- Born: May 11, 1948 Youngstown, Ohio, United States
- Died: December 26, 2011 (aged 63) Los Angeles, California, United States
- Occupations: Film and television producer, writer
- Known for: Co-founder of The Comedy Network

= Joe Bodolai =

American producer

Joe Bodolai (May 11, 1948 – December 26, 2011) was an American film and television producer and writer.

Born and raised in the United States, Bodolai was opposed to the Vietnam War and moved to Canada in order to avoid being drafted. He moved back to the United States in 1981 to write for twenty episodes of Saturday Night Live before returning to Canada.

He is best known for producing such television shows as It's Only Rock & Roll, Comics!, and The Kids in the Hall and helping to launch the careers of the young talent featured on those shows.
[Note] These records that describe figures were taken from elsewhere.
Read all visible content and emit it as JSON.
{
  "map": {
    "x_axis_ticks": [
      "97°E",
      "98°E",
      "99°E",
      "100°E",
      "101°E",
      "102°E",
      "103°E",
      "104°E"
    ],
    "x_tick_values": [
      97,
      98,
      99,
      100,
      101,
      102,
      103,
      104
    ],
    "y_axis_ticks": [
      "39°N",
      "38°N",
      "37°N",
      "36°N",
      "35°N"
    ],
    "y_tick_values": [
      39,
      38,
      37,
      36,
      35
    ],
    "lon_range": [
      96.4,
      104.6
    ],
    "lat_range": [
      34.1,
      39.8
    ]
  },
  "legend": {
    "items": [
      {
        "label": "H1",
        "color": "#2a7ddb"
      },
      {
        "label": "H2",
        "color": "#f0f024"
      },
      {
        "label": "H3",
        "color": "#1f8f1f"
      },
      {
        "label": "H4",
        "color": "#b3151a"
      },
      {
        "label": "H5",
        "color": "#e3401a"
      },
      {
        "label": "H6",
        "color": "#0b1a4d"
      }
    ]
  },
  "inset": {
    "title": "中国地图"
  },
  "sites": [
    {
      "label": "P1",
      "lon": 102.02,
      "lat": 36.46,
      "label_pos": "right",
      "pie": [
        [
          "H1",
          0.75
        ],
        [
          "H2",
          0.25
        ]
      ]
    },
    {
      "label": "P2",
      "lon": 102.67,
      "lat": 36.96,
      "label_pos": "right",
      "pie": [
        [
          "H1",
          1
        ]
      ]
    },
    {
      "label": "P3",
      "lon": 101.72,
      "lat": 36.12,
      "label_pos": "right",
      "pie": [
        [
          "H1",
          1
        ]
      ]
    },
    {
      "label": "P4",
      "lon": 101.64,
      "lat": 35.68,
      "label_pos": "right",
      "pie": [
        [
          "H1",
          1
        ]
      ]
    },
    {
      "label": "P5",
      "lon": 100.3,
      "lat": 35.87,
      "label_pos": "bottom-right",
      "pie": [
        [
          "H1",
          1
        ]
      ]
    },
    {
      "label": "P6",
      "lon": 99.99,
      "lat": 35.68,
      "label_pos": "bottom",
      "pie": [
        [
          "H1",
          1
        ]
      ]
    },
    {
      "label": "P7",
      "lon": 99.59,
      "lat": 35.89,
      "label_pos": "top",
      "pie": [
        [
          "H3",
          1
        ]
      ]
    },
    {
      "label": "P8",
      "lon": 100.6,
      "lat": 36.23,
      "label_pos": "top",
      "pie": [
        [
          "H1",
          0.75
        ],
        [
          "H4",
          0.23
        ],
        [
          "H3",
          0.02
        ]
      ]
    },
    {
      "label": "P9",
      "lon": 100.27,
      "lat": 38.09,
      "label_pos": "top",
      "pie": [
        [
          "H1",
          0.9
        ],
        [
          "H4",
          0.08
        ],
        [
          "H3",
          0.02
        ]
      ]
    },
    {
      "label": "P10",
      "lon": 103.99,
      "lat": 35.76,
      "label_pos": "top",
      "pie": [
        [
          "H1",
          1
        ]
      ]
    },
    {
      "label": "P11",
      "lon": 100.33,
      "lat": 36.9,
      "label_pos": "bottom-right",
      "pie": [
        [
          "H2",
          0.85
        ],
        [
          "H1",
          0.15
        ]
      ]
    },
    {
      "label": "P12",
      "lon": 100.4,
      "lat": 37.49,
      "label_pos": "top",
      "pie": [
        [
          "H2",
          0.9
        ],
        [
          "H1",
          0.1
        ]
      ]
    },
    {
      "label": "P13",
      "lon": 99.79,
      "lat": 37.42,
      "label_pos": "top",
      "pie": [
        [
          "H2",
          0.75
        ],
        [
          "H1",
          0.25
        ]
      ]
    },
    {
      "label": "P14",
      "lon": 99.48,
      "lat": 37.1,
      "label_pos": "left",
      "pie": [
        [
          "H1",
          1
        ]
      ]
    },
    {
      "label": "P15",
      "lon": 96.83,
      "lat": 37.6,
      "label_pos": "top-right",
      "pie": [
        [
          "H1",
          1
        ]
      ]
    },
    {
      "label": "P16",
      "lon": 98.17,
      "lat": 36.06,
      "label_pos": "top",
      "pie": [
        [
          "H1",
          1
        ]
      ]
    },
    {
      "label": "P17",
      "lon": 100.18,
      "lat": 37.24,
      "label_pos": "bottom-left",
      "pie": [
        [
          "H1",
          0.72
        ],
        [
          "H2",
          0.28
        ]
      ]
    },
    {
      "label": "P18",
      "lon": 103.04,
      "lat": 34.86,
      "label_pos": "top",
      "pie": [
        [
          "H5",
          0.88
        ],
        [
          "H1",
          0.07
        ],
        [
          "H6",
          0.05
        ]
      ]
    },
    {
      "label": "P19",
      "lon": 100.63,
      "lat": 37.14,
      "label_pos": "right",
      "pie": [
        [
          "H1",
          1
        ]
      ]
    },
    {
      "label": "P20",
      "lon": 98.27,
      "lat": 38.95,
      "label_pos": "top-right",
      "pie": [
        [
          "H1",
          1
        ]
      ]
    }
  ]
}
He also co-wrote the first draft of the film Wayne's World with Mike Myers.

Bodolai was a founder of The Comedy Network, helping the new channel secure its licence from the Canadian Radio-television and Telecommunications Commission in 1996, and expected to be named the new channel's head by its owners. He was disappointed when he was not hired and decided to return permanently to the United States.

Bodolai was found dead on December 26, 2011, in a Hollywood hotel room of an apparent suicide; he was 63. No suicide note was found, though on December 23 a long post was added to his blog, entitled "If this were your last day alive what would you do?"